Once you get to the last digit, the 9, you run out of fingers so how do we represent bigger numbers?

We just carry the one!  So 9 becomes 10, 11, 12 and so on… and when we get to 99 we carry the one again another place to the left to get 100.  This goes on forever – everyone knows how to count.

By the way, I’m not trying to insult you and I know this is super basic stuff but I don’t want to make any assumptions here!

So with 149,990 the zero is in the ones place so it’s worth 1.  The next number (from right to left) is a 9 and it’s in the 10’s place so it’s worth 10. And this keeps going.

After the ones place, each place value is 10 times larger the value to its right.  The one’s place is a 1. The tens place is a 10. The hundreds place is 10 times the tens place and the thousands place is 10 times the hundreds place.  The ten thousands place is 10 times the thousands place and the hundred thousands place is 10 times the ten thousands place.

In other words, when we say 149,990 we’re really saying:

0 ones + 9 tens + 9 hundreds + 9 thousands + four ten thousands + 1 hundred thousand.

That’s how we get the price of your new Nissan GTR.  Okay, I’m glad that’s over.

Checking out Base 2

Base 10 gives us zero through 9 so base 2 gives us 0 through 1.

In base 10, each number is 10 times the previous number and in base 2 each number is 2 times the previous number.

Base 10 gives us:

… 100,000, 10,000, 1,000, 100, 10 and 1

Base 2 gives us.  I listed 8 position because computers only care about 8 positions:

… 128, 64, 32, 16, 8, 4, 2 1

Base 2 compared to Base 10

So let’s look at the IP address again:

10.0.2.15

An IP address is said to be a dotted decimal address because it contains four numbers in base 10 separated by dots.  But computers only understand binary so they convert the decimal numbers to binary.

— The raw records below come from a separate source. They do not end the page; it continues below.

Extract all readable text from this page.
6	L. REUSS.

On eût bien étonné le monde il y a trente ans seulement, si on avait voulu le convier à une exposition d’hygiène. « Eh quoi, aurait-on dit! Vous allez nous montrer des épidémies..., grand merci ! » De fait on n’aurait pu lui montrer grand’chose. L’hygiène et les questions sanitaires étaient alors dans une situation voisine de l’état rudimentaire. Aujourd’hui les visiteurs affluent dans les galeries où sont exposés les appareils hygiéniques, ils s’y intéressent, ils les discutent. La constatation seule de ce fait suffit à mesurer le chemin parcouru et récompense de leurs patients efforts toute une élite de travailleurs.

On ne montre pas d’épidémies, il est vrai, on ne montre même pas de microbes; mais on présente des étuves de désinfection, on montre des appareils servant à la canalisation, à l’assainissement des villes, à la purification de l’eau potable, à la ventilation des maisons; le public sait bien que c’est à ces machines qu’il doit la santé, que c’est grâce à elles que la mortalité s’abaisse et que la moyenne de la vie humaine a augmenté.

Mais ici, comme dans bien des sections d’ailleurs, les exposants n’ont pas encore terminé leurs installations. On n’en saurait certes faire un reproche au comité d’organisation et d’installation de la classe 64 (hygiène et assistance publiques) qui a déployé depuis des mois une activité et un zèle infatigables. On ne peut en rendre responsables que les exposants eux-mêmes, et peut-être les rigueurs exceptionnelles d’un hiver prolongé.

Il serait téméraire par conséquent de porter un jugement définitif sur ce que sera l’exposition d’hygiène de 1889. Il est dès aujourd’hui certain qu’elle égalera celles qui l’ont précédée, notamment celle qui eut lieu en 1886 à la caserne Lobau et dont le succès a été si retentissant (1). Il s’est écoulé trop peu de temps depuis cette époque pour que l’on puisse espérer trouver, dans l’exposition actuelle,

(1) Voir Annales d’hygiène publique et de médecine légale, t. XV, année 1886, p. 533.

We need to learn to think about numbers like computers.

How would you convert 10.0.2.15 into binary?  Well let’s look at our little binary chart:

we have:

128, 64, 32, 16, 8, 4, 2 1

and we have

10.0.2.15

So we ask this question:

Can we squeeze the top number into the bottom number? Can we squeeze 128 into 10?  If so write a 1 over the number and put the difference (the remainder) over the next number in the chart. Then we ask if the remainder can go into the bottom number again. We keep doing this writing down a 1 if it can squeeze in or a 0 (zero) if it can’t.

That sounds confusing I know so look at this example:  can we squeeze 128 into 10?

Converting decimal to binary

No, so we write a zero over the 128 and move down to the next number.

  • Can we squeeze 64 into 10?  No, so we write down a zero move down to the next number.
  • Can we squeeze a 32 into 10? Nope, so we put down a zero and keep going.
  • Can we squeeze a 16 into 10? Nope, we write down another zero and look at the 8.

Can we squeeze 8 into 10? Yes! so we write down a 1 and put the remainder (10-8=2) over the next number.  So now the 2 is our new number to squeeze into.

Think about a fat guy trying to squeeze into a size two dress lol,

Binary Basics 1

Can we squeeze a 4 into 2? Nope write down a zero.

Binary Basics 2

Can we squeeze a 2 into 2? Yes! so write down a 1. and put the remainder over the next (and last) number.

Binary Basics 3

Can we squeeze 1 into 0? Nope, so write down a zero.

So now you have he binary number:

00001010

And that my friend is the decimal number 10 in binary.

Each zero or one is called a bit and eight bits is known as a byte.

So a standard IPv4 address is 4 bytes (32bits long).

The Bottom Line

I know it feels painful to do the conversion but I promise you if you do this 30 minutes a day for a week, you’ll be converting numbers to binary in your sleep.  It gets really easy with practice because it’s so methodical.

Before we finish up I want you to convert the rest of this IP address to binary.  Once you have that, convert your own IP address to binary.  Then go out and find a random IP address on the web and convert it to binary.

That’s your homework.  Just stick with it.  I’m not kidding if you stick with this and do a few IP addresses it’ll start to get super easy.  And don’t be afraid to bust out a pen and pad and write this out.

Write out the 128, 64, 32, 16, 8, 4, 2, 1 chart and do exactly what I did in the examples above.